Les économistes et les entreprises multinationales découvrent avec effarement l’ampleur du « retour du politique » dans un monde qu’ils croyaient être devenu « plat », débarrassé des inutiles et coûteuses rivalités de la guerre froide et des frontières, enfin ouvert au « doux commerce » et aux « chaînes de valeur » étendant leurs ramifications industrielles, logistiques, technologiques et financières sur toute la surface du globe. Le changement de paradigme est radical : il s’agit maintenant de se préparer au « découplage », c’est-à-dire à la séparation de l’économie mondialisée en deux espaces rivaux, l’un emmené par la Chine, l’autre par les Etats-Unis.
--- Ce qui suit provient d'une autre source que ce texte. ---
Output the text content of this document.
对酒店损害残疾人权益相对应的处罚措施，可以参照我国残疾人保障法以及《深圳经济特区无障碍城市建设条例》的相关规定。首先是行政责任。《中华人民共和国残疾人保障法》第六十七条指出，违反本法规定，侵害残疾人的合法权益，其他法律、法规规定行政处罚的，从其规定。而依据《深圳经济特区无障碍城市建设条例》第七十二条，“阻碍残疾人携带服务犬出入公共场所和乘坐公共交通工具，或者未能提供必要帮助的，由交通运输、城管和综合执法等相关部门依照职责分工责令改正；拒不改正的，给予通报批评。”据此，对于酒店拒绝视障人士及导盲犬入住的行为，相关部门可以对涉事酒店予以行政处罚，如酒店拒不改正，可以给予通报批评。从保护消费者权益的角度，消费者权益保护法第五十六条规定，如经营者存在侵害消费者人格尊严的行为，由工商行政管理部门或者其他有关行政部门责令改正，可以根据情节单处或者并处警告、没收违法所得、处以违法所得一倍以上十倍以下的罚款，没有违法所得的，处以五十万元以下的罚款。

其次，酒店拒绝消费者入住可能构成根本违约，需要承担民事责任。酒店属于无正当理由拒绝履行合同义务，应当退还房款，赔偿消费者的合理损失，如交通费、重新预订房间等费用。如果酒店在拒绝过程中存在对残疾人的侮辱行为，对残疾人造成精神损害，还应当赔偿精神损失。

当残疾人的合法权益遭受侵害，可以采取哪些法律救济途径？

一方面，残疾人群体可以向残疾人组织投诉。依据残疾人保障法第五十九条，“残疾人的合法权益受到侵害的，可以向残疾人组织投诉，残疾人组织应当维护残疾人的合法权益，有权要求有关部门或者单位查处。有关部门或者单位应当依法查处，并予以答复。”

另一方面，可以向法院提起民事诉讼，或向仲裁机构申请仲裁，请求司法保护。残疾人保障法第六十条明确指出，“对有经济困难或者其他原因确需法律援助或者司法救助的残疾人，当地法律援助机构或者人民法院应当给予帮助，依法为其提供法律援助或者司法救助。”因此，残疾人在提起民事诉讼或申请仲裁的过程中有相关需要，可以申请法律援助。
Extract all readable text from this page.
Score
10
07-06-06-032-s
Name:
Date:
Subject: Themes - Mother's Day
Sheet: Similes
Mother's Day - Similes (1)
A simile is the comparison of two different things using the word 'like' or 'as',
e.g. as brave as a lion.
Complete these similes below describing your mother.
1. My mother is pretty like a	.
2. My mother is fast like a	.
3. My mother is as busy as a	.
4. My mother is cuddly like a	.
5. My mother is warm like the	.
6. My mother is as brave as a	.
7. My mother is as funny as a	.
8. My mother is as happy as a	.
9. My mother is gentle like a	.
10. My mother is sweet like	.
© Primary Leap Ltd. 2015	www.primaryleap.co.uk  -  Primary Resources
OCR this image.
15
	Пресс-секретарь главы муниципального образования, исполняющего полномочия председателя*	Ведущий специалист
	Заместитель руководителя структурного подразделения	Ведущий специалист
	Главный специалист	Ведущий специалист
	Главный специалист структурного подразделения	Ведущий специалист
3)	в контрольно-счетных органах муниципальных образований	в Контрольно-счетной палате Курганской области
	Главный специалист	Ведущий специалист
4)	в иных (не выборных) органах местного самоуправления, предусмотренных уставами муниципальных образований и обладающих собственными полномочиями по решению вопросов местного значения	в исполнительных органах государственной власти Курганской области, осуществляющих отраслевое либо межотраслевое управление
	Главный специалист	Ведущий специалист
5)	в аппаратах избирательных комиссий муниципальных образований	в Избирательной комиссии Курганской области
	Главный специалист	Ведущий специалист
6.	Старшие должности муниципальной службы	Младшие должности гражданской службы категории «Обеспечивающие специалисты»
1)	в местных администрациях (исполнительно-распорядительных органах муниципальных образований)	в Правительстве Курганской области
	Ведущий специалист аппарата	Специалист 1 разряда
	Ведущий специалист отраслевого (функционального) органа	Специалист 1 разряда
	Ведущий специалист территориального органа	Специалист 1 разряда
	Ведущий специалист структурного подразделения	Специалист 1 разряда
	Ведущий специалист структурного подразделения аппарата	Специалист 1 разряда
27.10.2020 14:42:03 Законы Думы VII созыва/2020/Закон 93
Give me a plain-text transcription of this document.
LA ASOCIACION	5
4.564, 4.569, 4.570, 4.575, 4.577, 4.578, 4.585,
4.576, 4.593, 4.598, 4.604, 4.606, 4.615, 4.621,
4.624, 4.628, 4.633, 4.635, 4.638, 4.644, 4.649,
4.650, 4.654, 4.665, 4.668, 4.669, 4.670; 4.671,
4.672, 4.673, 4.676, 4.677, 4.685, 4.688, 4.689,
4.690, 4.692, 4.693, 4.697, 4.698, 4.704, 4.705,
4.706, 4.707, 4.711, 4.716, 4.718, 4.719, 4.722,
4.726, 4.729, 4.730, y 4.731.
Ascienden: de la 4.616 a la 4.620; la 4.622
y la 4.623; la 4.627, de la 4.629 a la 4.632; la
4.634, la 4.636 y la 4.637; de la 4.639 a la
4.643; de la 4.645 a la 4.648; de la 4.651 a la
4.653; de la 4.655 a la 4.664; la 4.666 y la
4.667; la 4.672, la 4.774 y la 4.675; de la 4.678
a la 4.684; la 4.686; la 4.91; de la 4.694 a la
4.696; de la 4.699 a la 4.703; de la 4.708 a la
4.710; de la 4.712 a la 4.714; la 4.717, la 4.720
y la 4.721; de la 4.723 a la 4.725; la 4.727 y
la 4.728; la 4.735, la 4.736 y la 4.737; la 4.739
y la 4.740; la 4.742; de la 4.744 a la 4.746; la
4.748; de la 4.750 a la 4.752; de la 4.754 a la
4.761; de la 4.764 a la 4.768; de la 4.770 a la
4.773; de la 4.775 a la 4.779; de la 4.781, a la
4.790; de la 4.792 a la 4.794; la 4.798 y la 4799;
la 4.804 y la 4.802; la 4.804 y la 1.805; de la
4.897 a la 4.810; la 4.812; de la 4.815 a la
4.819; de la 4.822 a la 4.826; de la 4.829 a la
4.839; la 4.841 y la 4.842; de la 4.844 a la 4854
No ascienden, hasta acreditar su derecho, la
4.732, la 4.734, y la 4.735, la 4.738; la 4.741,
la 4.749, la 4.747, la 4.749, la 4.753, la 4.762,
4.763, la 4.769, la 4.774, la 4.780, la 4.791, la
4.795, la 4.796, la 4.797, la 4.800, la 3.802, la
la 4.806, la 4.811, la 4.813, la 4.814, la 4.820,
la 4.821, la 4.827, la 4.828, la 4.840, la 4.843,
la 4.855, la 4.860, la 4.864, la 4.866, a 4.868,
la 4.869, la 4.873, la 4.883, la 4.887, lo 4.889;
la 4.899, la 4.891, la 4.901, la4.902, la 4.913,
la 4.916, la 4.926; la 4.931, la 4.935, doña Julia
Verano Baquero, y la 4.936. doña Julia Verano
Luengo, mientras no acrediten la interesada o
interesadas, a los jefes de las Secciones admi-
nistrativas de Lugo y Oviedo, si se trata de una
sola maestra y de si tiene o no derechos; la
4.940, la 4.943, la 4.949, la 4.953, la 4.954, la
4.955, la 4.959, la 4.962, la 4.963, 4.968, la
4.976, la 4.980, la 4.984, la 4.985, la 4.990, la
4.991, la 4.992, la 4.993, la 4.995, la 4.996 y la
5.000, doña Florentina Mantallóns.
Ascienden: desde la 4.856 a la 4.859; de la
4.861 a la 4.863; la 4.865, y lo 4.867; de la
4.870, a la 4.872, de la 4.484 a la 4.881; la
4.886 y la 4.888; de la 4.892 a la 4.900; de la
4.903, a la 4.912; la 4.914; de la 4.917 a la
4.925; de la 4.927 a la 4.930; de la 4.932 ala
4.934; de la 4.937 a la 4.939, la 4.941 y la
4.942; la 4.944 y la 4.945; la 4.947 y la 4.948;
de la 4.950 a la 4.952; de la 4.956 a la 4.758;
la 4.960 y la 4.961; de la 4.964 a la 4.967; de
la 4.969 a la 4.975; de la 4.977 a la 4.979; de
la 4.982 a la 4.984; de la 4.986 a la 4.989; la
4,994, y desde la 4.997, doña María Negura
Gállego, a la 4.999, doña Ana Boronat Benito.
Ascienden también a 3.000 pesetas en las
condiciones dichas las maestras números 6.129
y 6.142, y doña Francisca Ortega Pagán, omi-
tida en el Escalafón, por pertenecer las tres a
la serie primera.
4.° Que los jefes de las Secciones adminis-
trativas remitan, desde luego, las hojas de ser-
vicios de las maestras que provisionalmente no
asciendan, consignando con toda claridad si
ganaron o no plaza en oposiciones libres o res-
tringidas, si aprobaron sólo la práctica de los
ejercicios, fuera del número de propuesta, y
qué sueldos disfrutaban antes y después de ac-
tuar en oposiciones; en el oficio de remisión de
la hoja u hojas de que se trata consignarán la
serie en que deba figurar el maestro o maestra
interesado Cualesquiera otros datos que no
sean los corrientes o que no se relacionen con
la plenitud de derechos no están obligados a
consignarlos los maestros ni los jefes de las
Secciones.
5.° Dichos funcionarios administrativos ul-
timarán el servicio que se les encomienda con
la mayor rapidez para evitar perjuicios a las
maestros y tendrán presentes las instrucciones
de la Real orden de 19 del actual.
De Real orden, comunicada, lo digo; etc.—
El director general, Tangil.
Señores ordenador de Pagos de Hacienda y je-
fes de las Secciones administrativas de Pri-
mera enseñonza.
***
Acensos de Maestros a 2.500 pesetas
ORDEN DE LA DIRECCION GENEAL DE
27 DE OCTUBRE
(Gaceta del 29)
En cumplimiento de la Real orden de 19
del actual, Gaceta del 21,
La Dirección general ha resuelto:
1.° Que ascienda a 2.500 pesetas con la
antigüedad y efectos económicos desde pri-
C’est ce à quoi invite, tout en le regrettant – « espérer le meilleur, se préparer au pire » en est l’accroche –, un rapport publié le 9 décembre 2021 par l’Ecole des hautes études commerciales, l’American Chamber of Commerce et le cabinet d’avocats d’affaires DLA Piper, sous le titre « Economic decoupling, our new reality ? ».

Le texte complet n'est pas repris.